Times had changed. The dignified septuagenarian was now in his dotage while the 37th President of the United States—a former HUAC member and one of the most outspoken domestic anti-communists of the day at the time of Chaplin’s unceremonious departure--was too deeply immersed in political hot water of his own to comment on Chaplin’s triumphant return. Within a few months he would be attempting to explain a break-in that had recently taken place at Democratic Party headquarters at the Watergate.
The love fest atmosphere that night was all the more poignant because Chaplin was returning to a Hollywood he had personally helped to transform from a sleepy suburban village into the media capitol of the world. And he was also being saluted by a grateful industry because his silent film masterpieces had been seminal in elevating their mass communications medium from its lowly social origin as a cheap form of working class entertainment into the culturally and intellectually prestigious art form known today as the cinema. He was one of two pioneers (the other was D.W.Griffith) to establish incontrovertibly that movies were as valid an art form as the other lively arts.

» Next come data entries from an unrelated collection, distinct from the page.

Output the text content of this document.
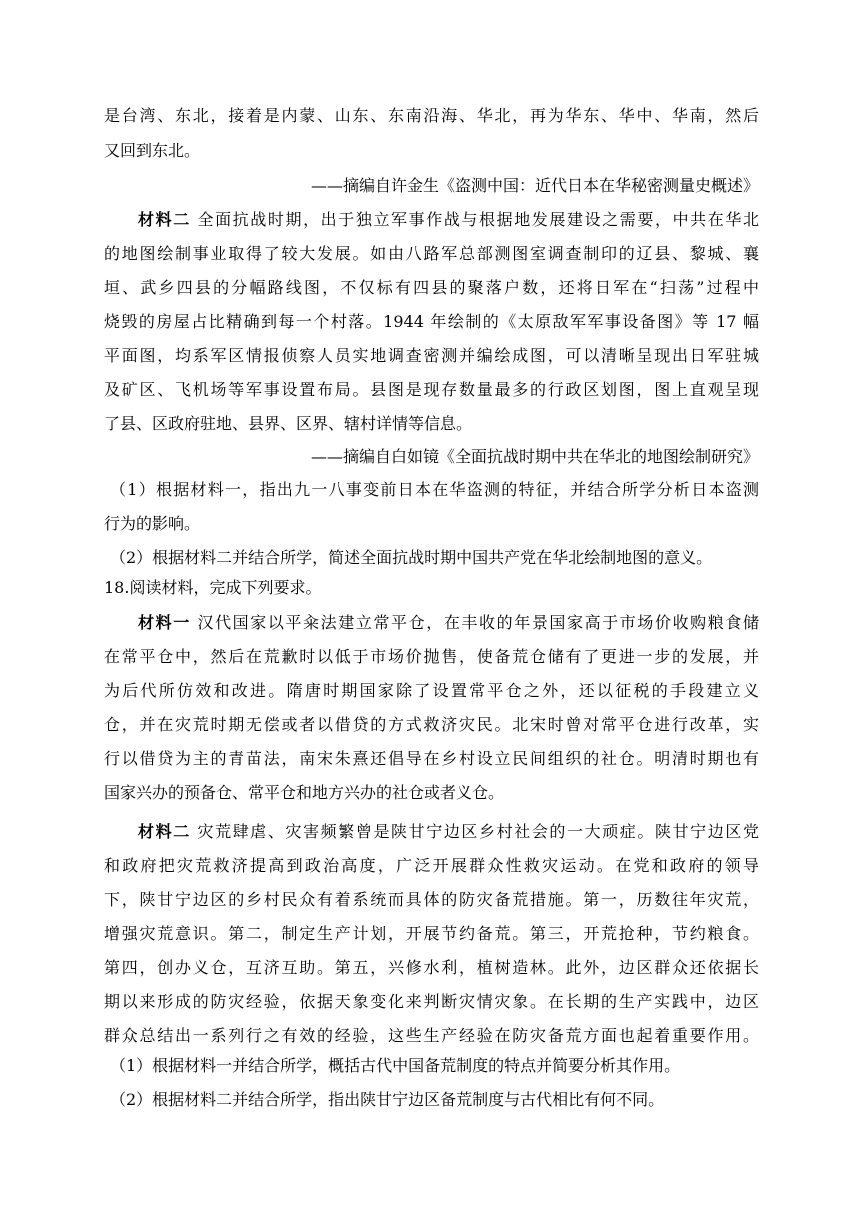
是台湾、东北，接着是内蒙、山东、东南沿海、华北，再为华东、华中、华南，然后
又回到东北。
——摘编自许金生《盗测中国：近代日本在华秘密测量史概述》
材料二 全面抗战时期，出于独立军事作战与根据地发展建设之需要，中共在华北
的地图绘制事业取得了较大发展。如由八路军总部测图室调查制印的辽县、黎城、襄
垣、武乡四县的分幅路线图，不仅标有四县的聚落户数，还将日军在“扫荡”过程中
烧毁的房屋占比精确到每一个村落。1944 年绘制的《太原敌军军事设备图》等 17 幅
平面图，均系军区情报侦察人员实地调查密测并编绘成图，可以清晰呈现出日军驻城
及矿区、飞机场等军事设置布局。县图是现存数量最多的行政区划图，图上直观呈现
了县、区政府驻地、县界、区界、辖村详情等信息。
——摘编自白如镜《全面抗战时期中共在华北的地图绘制研究》
（1）根据材料一，指出九一八事变前日本在华盗测的特征，并结合所学分析日本盗测
行为的影响。
（2）根据材料二并结合所学，简述全面抗战时期中国共产党在华北绘制地图的意义。
18.阅读材料，完成下列要求。
材料一 汉代国家以平籴法建立常平仓，在丰收的年景国家高于市场价收购粮食储
在常平仓中，然后在荒歉时以低于市场价抛售，使备荒仓储有了更进一步的发展，并
为后代所仿效和改进。隋唐时期国家除了设置常平仓之外，还以征税的手段建立义
仓，并在灾荒时期无偿或者以借贷的方式救济灾民。北宋时曾对常平仓进行改革，实
行以借贷为主的青苗法，南宋朱熹还倡导在乡村设立民间组织的社仓。明清时期也有
国家兴办的预备仓、常平仓和地方兴办的社仓或者义仓。
材料二 灾荒肆虐、灾害频繁曾是陕甘宁边区乡村社会的一大顽症。陕甘宁边区党
和政府把灾荒救济提高到政治高度，广泛开展群众性救灾运动。在党和政府的领导
下，陕甘宁边区的乡村民众有着系统而具体的防灾备荒措施。第一，历数往年灾荒，
增强灾荒意识。第二，制定生产计划，开展节约备荒。第三，开荒抢种，节约粮食。
第四，创办义仓，互济互助。第五，兴修水利，植树造林。此外，边区群众还依据长
期以来形成的防灾经验，依据天象变化来判断灾情灾象。在长期的生产实践中，边区
群众总结出一系列行之有效的经验，这些生产经验在防灾备荒方面也起着重要作用。
（1）根据材料一并结合所学，概括古代中国备荒制度的特点并简要分析其作用。
（2）根据材料二并结合所学，指出陕甘宁边区备荒制度与古代相比有何不同。
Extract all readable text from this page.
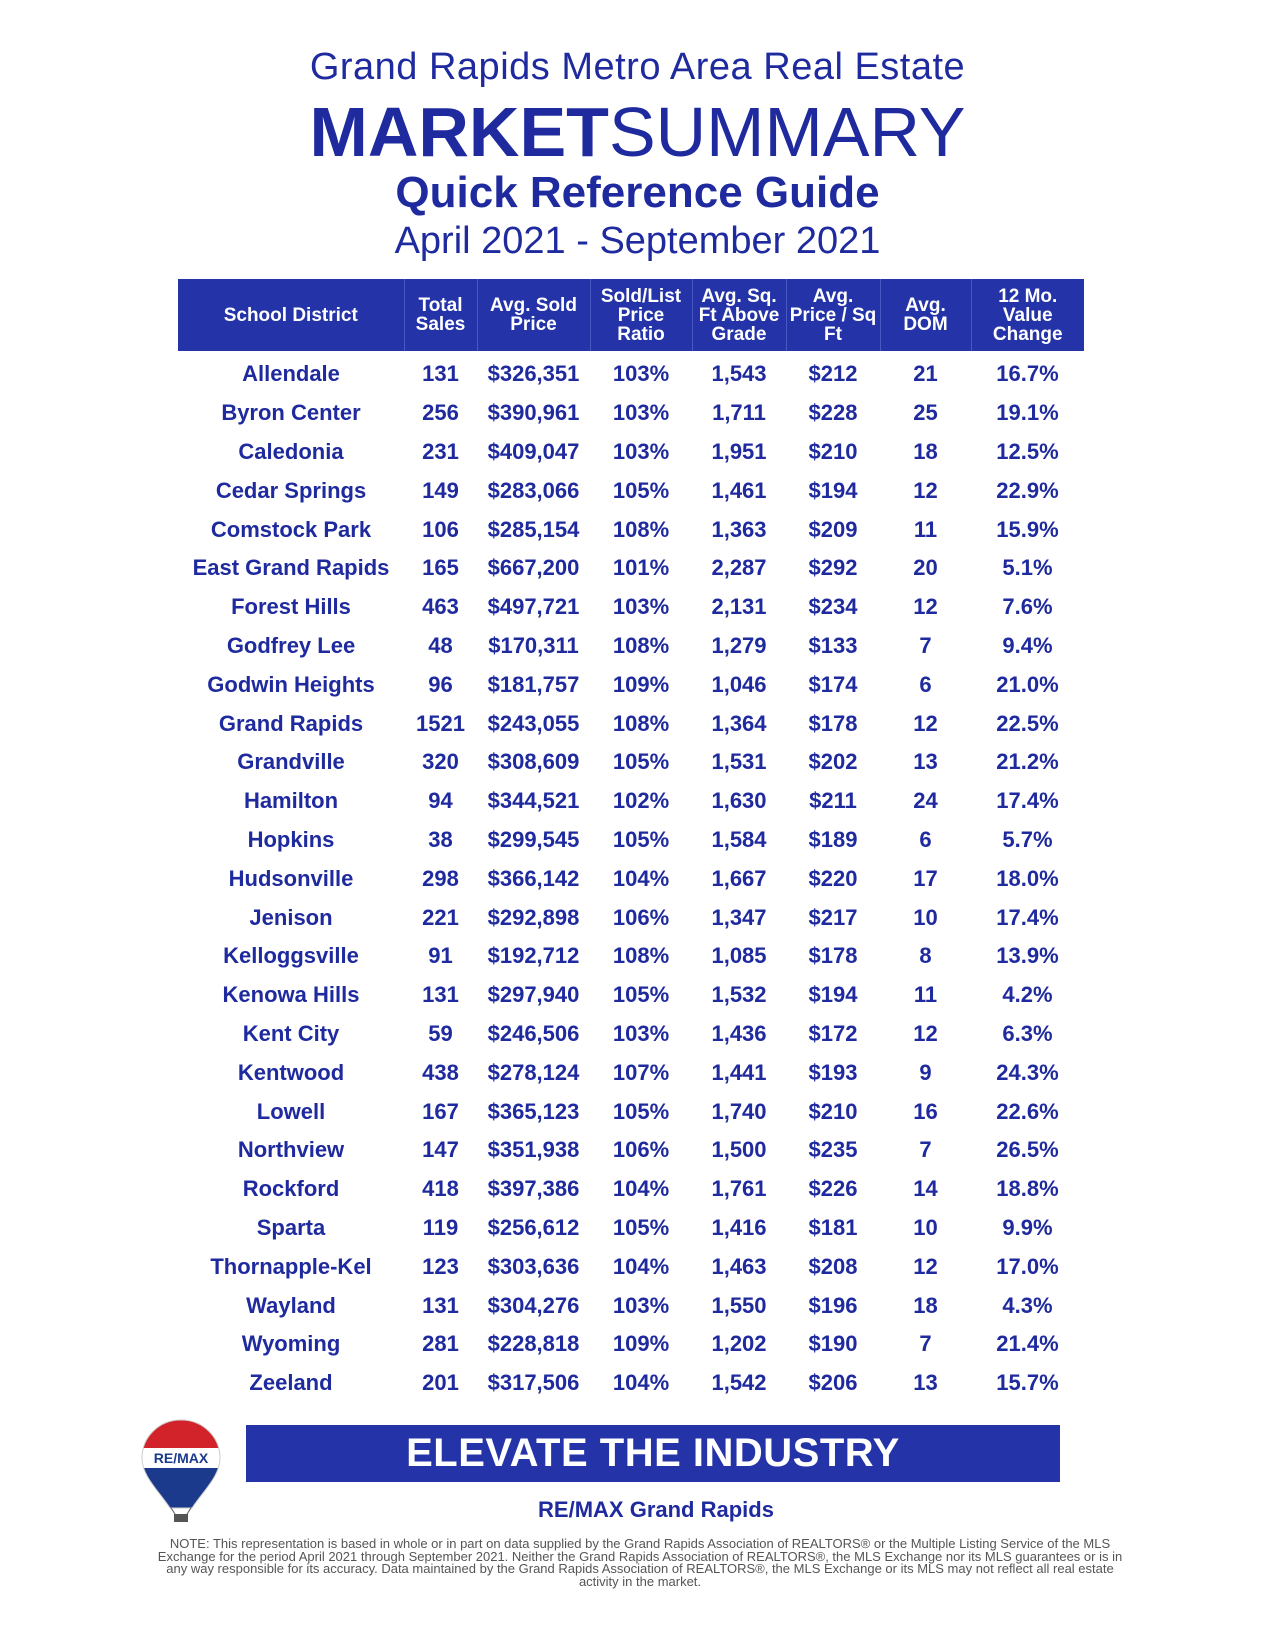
Grand Rapids Metro Area Real Estate
MARKETSUMMARY
Quick Reference Guide
April 2021 - September 2021
School District	Total Sales	Avg. Sold Price	Sold/List Price Ratio	Avg. Sq. Ft Above Grade	Avg. Price / Sq Ft	Avg. DOM	12 Mo. Value Change
Allendale	131	$326,351	103%	1,543	$212	21	16.7%
Byron Center	256	$390,961	103%	1,711	$228	25	19.1%
Caledonia	231	$409,047	103%	1,951	$210	18	12.5%
Cedar Springs	149	$283,066	105%	1,461	$194	12	22.9%
Comstock Park	106	$285,154	108%	1,363	$209	11	15.9%
East Grand Rapids	165	$667,200	101%	2,287	$292	20	5.1%
Forest Hills	463	$497,721	103%	2,131	$234	12	7.6%
Godfrey Lee	48	$170,311	108%	1,279	$133	7	9.4%
Godwin Heights	96	$181,757	109%	1,046	$174	6	21.0%
Grand Rapids	1521	$243,055	108%	1,364	$178	12	22.5%
Grandville	320	$308,609	105%	1,531	$202	13	21.2%
Hamilton	94	$344,521	102%	1,630	$211	24	17.4%
Hopkins	38	$299,545	105%	1,584	$189	6	5.7%
Hudsonville	298	$366,142	104%	1,667	$220	17	18.0%
Jenison	221	$292,898	106%	1,347	$217	10	17.4%
Kelloggsville	91	$192,712	108%	1,085	$178	8	13.9%
Kenowa Hills	131	$297,940	105%	1,532	$194	11	4.2%
Kent City	59	$246,506	103%	1,436	$172	12	6.3%
Kentwood	438	$278,124	107%	1,441	$193	9	24.3%
Lowell	167	$365,123	105%	1,740	$210	16	22.6%
Northview	147	$351,938	106%	1,500	$235	7	26.5%
Rockford	418	$397,386	104%	1,761	$226	14	18.8%
Sparta	119	$256,612	105%	1,416	$181	10	9.9%
Thornapple-Kel	123	$303,636	104%	1,463	$208	12	17.0%
Wayland	131	$304,276	103%	1,550	$196	18	4.3%
Wyoming	281	$228,818	109%	1,202	$190	7	21.4%
Zeeland	201	$317,506	104%	1,542	$206	13	15.7%
RE/MAX	ELEVATE THE INDUSTRY
RE/MAX Grand Rapids
NOTE: This representation is based in whole or in part on data supplied by the Grand Rapids Association of REALTORS® or the Multiple Listing Service of the MLS Exchange for the period April 2021 through September 2021. Neither the Grand Rapids Association of REALTORS®, the MLS Exchange nor its MLS guarantees or is in any way responsible for its accuracy. Data maintained by the Grand Rapids Association of REALTORS®, the MLS Exchange or its MLS may not reflect all real estate activity in the market.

Many of the actors assembled in the Dorothy Chandler Pavilion that night also considered him the greatest actor in film history. And none of them would have doubted the fact that he had also pioneered the fundamentals of modern film acting technique at the very earliest stage of silent film history. Until Chaplin, over-the-top, melodramatic acting styles from the 19th century Victorian stage (both comic and dramatic) dominated film. The scaled-down, naturalistic film acting techniques he innovated were better suited to the big screen where intimate close-up shots magnified the projected visual image of the human face to heights of fifteen feet or more.
Chaplin’s peers were also saluting him for leaving his indelible stamp on 20th century cultural history itself by writing, producing, directing and acting in four silent film, feature-length masterpieces--three of which still remain on the AFI’s all-time one hundred greatest films list.

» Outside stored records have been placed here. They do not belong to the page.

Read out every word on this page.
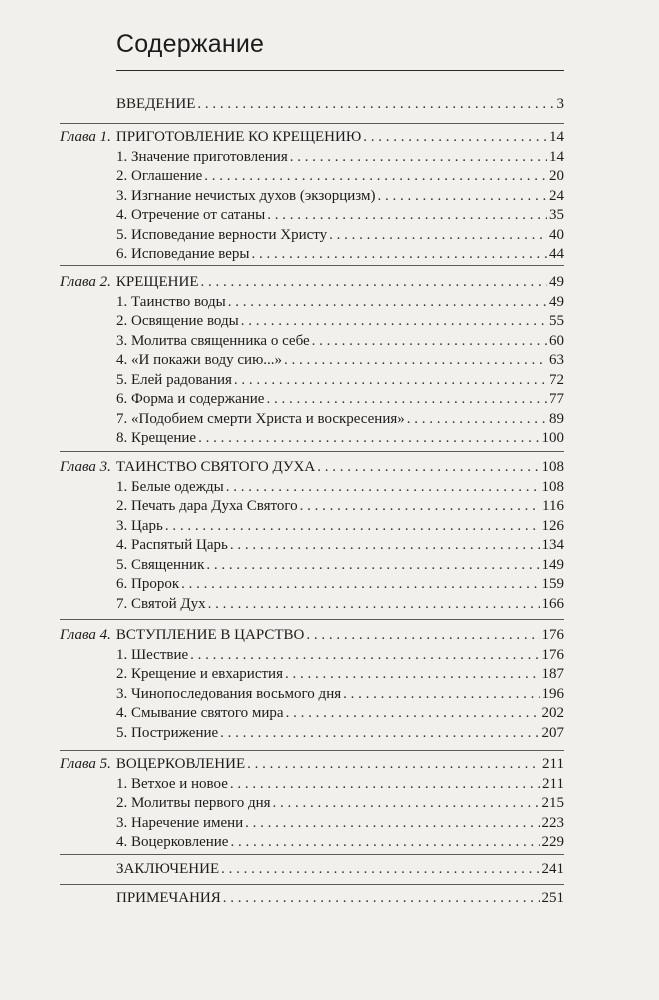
Содержание
ВВЕДЕНИЕ . . .	3
Глава 1. ПРИГОТОВЛЕНИЕ КО КРЕЩЕНИЮ . . .	14
1. Значение приготовления . . .	14
2. Оглашение . . .	20
3. Изгнание нечистых духов (экзорцизм) . . .	24
4. Отречение от сатаны . . .	35
5. Исповедание верности Христу . . .	40
6. Исповедание веры . . .	44
Глава 2. КРЕЩЕНИЕ . . .	49
1. Таинство воды . . .	49
2. Освящение воды . . .	55
3. Молитва священника о себе . . .	60
4. «И покажи воду сию...» . . .	63
5. Елей радования . . .	72
6. Форма и содержание . . .	77
7. «Подобием смерти Христа и воскресения» . . .	89
8. Крещение . . .	100
Глава 3. ТАИНСТВО СВЯТОГО ДУХА . . .	108
1. Белые одежды . . .	108
2. Печать дара Духа Святого . . .	116
3. Царь . . .	126
4. Распятый Царь . . .	134
5. Священник . . .	149
6. Пророк . . .	159
7. Святой Дух . . .	166
Глава 4. ВСТУПЛЕНИЕ В ЦАРСТВО . . .	176
1. Шествие . . .	176
2. Крещение и евхаристия . . .	187
3. Чинопоследования восьмого дня . . .	196
4. Смывание святого мира . . .	202
5. Пострижение . . .	207
Глава 5. ВОЦЕРКОВЛЕНИЕ . . .	211
1. Ветхое и новое . . .	211
2. Молитвы первого дня . . .	215
3. Наречение имени . . .	223
4. Воцерковление . . .	229
ЗАКЛЮЧЕНИЕ . . .	241
ПРИМЕЧАНИЯ . . .	251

Hollywood was a hick town and Beverly Hills was a sagebrush wilderness when 25-year-old Charlie first arrived in Los Angeles.
Security Pacific Collection, Los Angeles Public Library
Chaplin had no previous film acting experience when he came to California. By the end of 1915 he was the most famous human being in the entire world. But at the time he first arrived as a greenhorn at the gates of Keystone to try his luck at making a buck in those “galloping tintypes” of 1913, he already had under his belt close to twenty years stage experience in British music hall. As Charlie’s birth announcement in an English show business trade
paper proudly proclaimed: he was “cradled in the profession” by his two actor parents.